241.7  In response to a question on action to tackle delayed transfers of care (DToC), BD told members that DToC was a local priority and much good work is taking place, such as the Discharge to Assess and Hospital at Home initiatives. There is no issue with timeliness of social workers assessments, all of which are up to date. However, there are significant issues with the lack of local care home places and home care availability. Commissioners have attempted to support the local care home market, and things have recently stabilised, but this will remain a major risk going forward. JC clarified that work on DToC was formerly overseen by the multi-partner System Resilience Group (SRG). The Department of Health has recently required that SRGs be re-badged as A&E Delivery Boards, with a particular focus on improving hospital A&E services.

 

241.8  BD explained that social care commissioners contract manage care providers, the great bulk of whom are and have long been independent sector organisations. The whole sector is regulated and inspected by the Care Quality Commission (CQC).
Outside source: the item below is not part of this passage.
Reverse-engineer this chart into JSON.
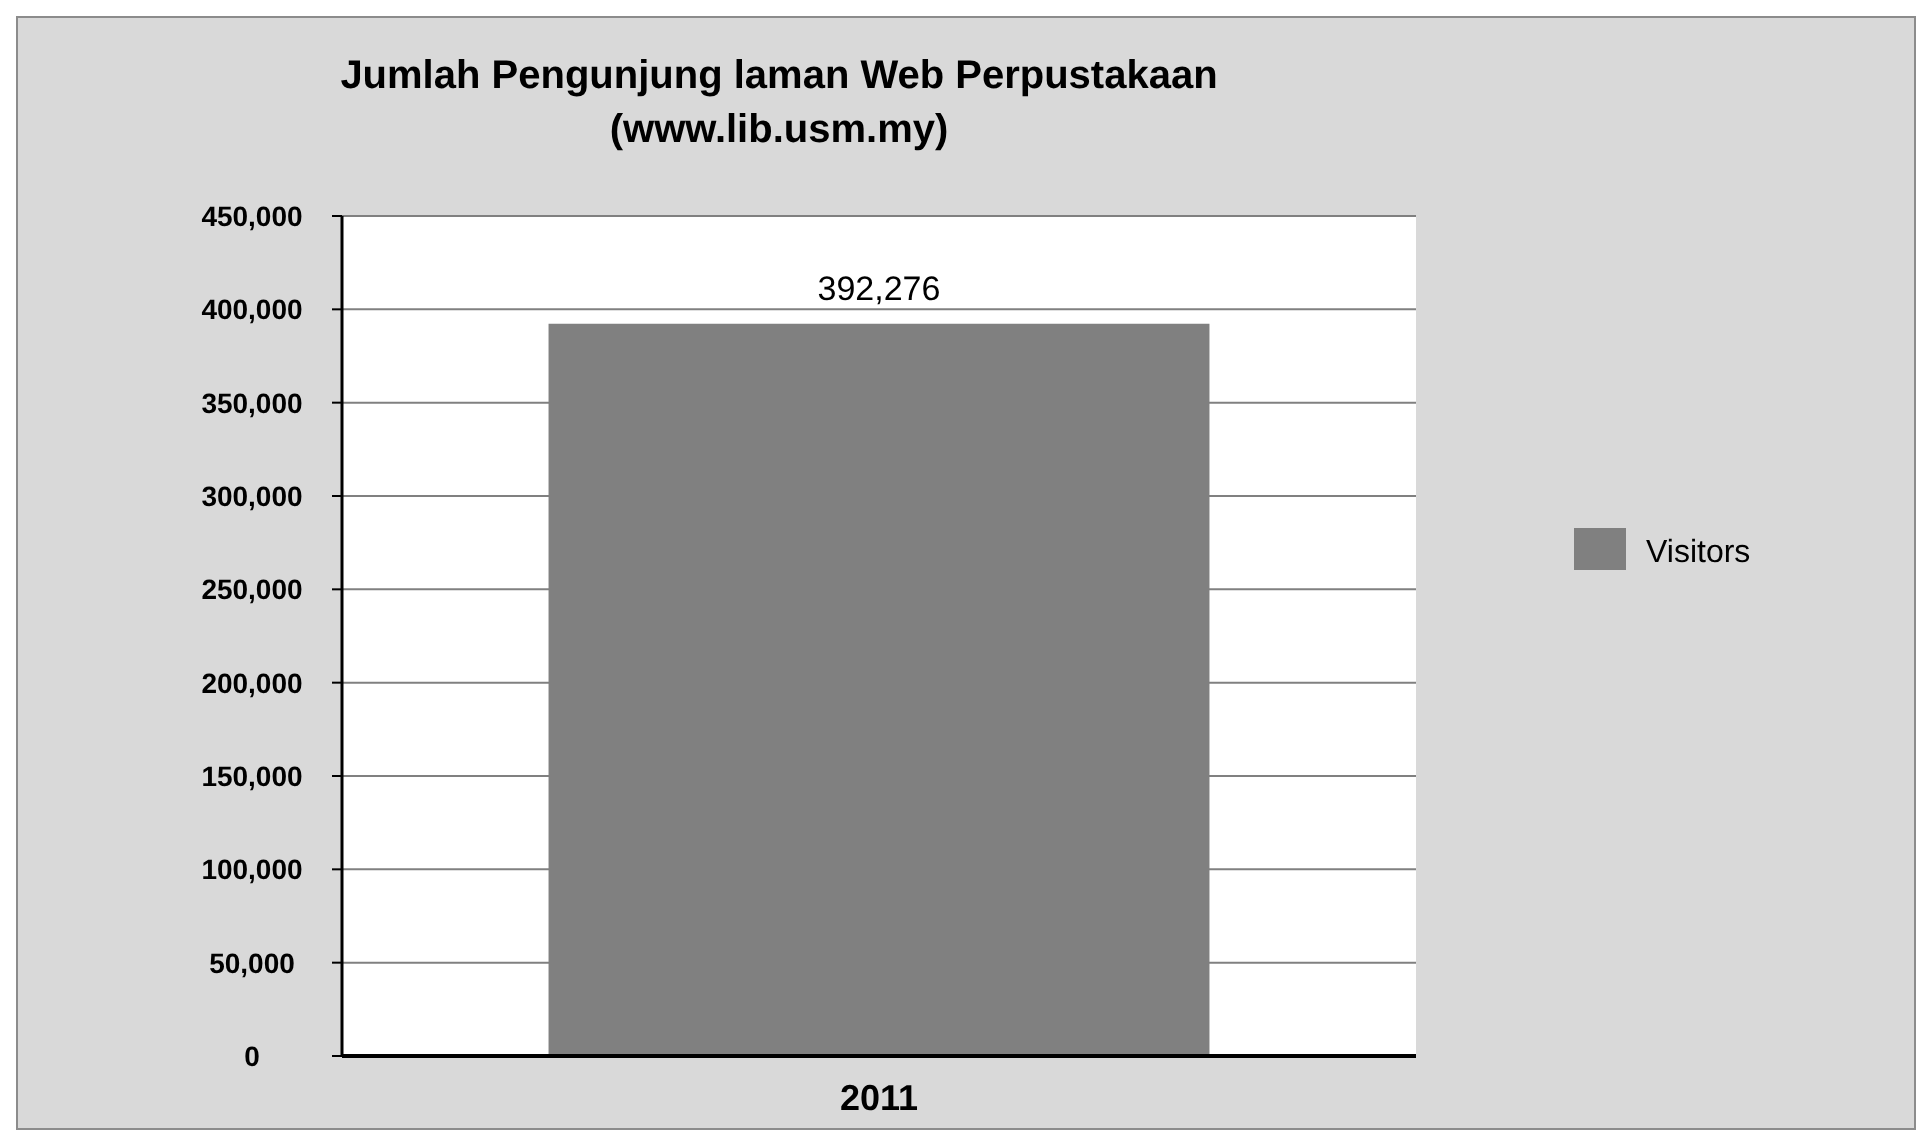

JC added that clinicians also have a duty to feedback any concerns they may have about the environment that their clients live in.

 

241.9  In answer to a query about whether it was realistic to expect STP areas to clear provider deficits of hundreds of millions of pounds by 2020, JC replied that STP areas are charged with developing credible plans to address deficits; these plans will not necessarily lead to zero deficits by 2020. STPs are required to work within the current NHS and care funding envelopes and local authorities and NHS organisations have no influence on the level of Government funding they receive. If people feel strongly that funding should be increased, then this is something to lobby local MPs about.

 

 

241.10 JC told members that the STP is not just about reducing deficits: it must also improve quality and support social care. A framework for measuring quality improvements will be developed. This will draw on contract key performance indicators (kpi), but will focus more on achieving better outcomes for people than on hitting process targets. BD added that annual user surveys are likely to be integral to measuring quality.

 

241.11 In response to a question about NHS capital investments, JC told members that there is very significant current capital investment in city services, particularly in terms of the ‘3Ts’ development of the Royal Sussex County Hospital. There is also a commitment to re-invest proceeds from the sale of city NHS estates into Brighton & Hove services. The position on additional NHS capital funding to implement STP plans is not currently clear.

 

241.12 The Chair thanked JC and BD for their contributions. Both speakers stressed that they would be happy to come back to the OPC to talk about Brighton & Hove integrated care plans.